Thinking about doors

This is because, having gone through the same place so many times, our brain codes this route as the default way to go, hits the “autopilot” button and, while our feet are quietly taking us down the wrong path, we can devote ourselves to thinking of other, more interesting things. However, at other times we forget completely what we were going to do when we are in our own house , a place we frequent so much that there is no “default route”.

In these cases, the only thing that remains in our consciousness is a feeling of having had a very clear objective seconds ago, a purpose that no longer exists except as an inexplicable disorientation. Furthermore, as a consequence of this daze, we find it difficult to mentally recapitulate the actions we have carried out just before finding ourselves where we are, and perhaps for this reason, we do not realize that the last thing we have done before our destiny disappeared from our mind is… to pass through a door.

Cut sequences

Surprisingly, the key to these little everyday mysteries could be right there, in the doors . There are indications that passing through one influences our memories unconsciously and that, in reality, the simple fact of imagining that we passed through a door can cause these memory erasures (Radvansky et al, 2011) (Lawrence & Peterson, 2014). That is, that thinking about doors can make it easier for us to forget the thread of what we were doing . The explanation is problematic, but could be the following: doors act as dividers of our memories.
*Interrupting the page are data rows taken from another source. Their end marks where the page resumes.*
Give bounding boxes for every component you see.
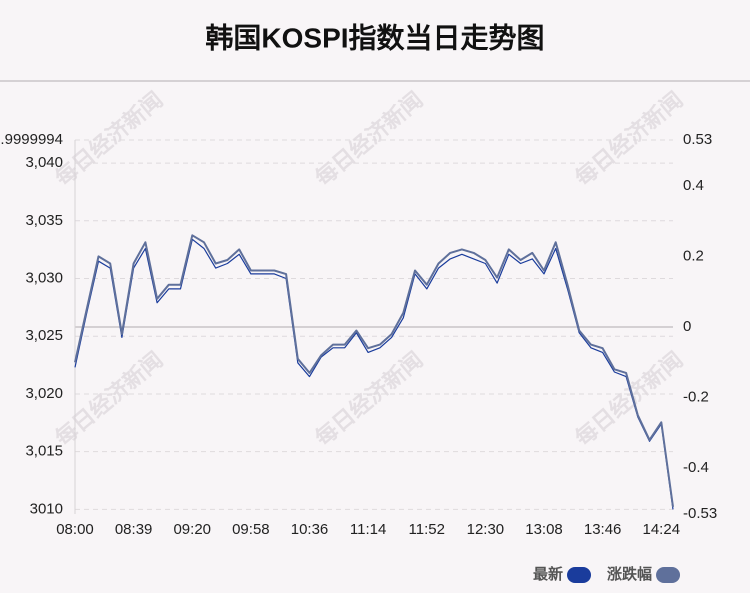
watermark: 每日经济新闻 xyxy=(50,347,168,452)
x-tick-label: 10:36 xyxy=(291,521,329,538)
x-tick-label: 14:24 xyxy=(643,521,681,538)
y-tick-label: 3010 xyxy=(30,500,63,517)
legend-swatch xyxy=(656,567,681,583)
watermark: 每日经济新闻 xyxy=(310,347,428,452)
series-line xyxy=(74,234,674,508)
x-tick-label: 11:52 xyxy=(409,521,445,538)
x-tick-label: 11:14 xyxy=(350,521,386,538)
watermark: 每日经济新闻 xyxy=(310,87,428,192)
legend-label: 涨跌幅 xyxy=(607,565,652,583)
y2-tick-label: 0 xyxy=(683,318,691,335)
chart-title: 韩国KOSPI指数当日走势图 xyxy=(205,22,544,53)
y-tick-label: 3,020 xyxy=(25,385,63,402)
y2-tick-label: 0.2 xyxy=(683,247,704,264)
y-tick-label: 3,030 xyxy=(25,269,63,286)
x-tick-label: 08:00 xyxy=(56,521,94,538)
y2-tick-label: -0.53 xyxy=(683,505,717,522)
watermark: 每日经济新闻 xyxy=(570,347,688,452)
series-line xyxy=(74,238,674,510)
y2-tick-label: -0.2 xyxy=(683,389,709,406)
y2-tick-label: -0.4 xyxy=(683,459,709,476)
y-tick-label: 3,035 xyxy=(25,212,63,229)
y-tick-label: 3,040 xyxy=(25,154,63,171)
y2-tick-label: 0.4 xyxy=(683,177,704,194)
x-tick-label: 12:30 xyxy=(467,521,505,538)
watermark: 每日经济新闻 xyxy=(50,87,168,192)
x-tick-label: 13:46 xyxy=(584,521,622,538)
y-tick-label: 3,025 xyxy=(25,327,63,344)
y2-tick-label: 0.53 xyxy=(683,131,712,148)
legend-swatch xyxy=(567,567,592,583)
x-tick-label: 09:20 xyxy=(173,521,211,538)
y-tick-label: 3041.9999994 xyxy=(0,131,63,148)
watermark: 每日经济新闻 xyxy=(570,87,688,192)
legend-label: 最新 xyxy=(533,565,563,583)
x-tick-label: 08:39 xyxy=(115,521,153,538)
y-tick-label: 3,015 xyxy=(25,443,63,460)
x-tick-label: 09:58 xyxy=(232,521,270,538)
x-tick-label: 13:08 xyxy=(525,521,563,538)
Perhaps as a matter of performance, our brain splits our flow of experience into smaller portions. In that sense, the mental representation of a door would act as a trigger for one of these divisions exerted on our mind, cutting unconsciously the “narration” of the facts that we are living. We can think of these fragments as the film shots that divide any given film. Fortuitously, important aspects when developing a plan of action can get lost in this “cutting” process and not move on to the next fragment: that is why we often get up from the sofa and end up paralyzed by uncertainty a few meters further on.

Does it only happen when you think of doors?

However, by this same logic there are other elements that can have the same effect on us. For example, we have observed how phrases that introduce a temporal discontinuity produce the same effect . Thus, when we read something like “a week later…”, our capacity to associate memories is less for those memories that are on either side of that time division if we compare them with memories that are in a single fragment (Ezzyat et al, 2010).

It is also because of this mechanism of division that it is so easy to have the need to reread the last lines after realizing that the narrative we are reading has taken a leap in time or space (and is therefore different from the last one we remember). It is not the book’s fault, nor does it have to be because what we are reading lacks interest. It is the memory assembly system operating in our brain that is responsible for these things happening.

The latter is interesting because it highlights the symbolic nature of this process. It is not that we are biologically predisposed to forget when thinking about doors, it is that this is a side effect of the symbolic charge of these artifacts . This means that practically any other perceptive phenomenon can produce in us the same effect if we subconsciously assign a similar meaning to the one doors usually have. Do you hear that? It’s the psychoanalysts, who are already sharpening their pencils.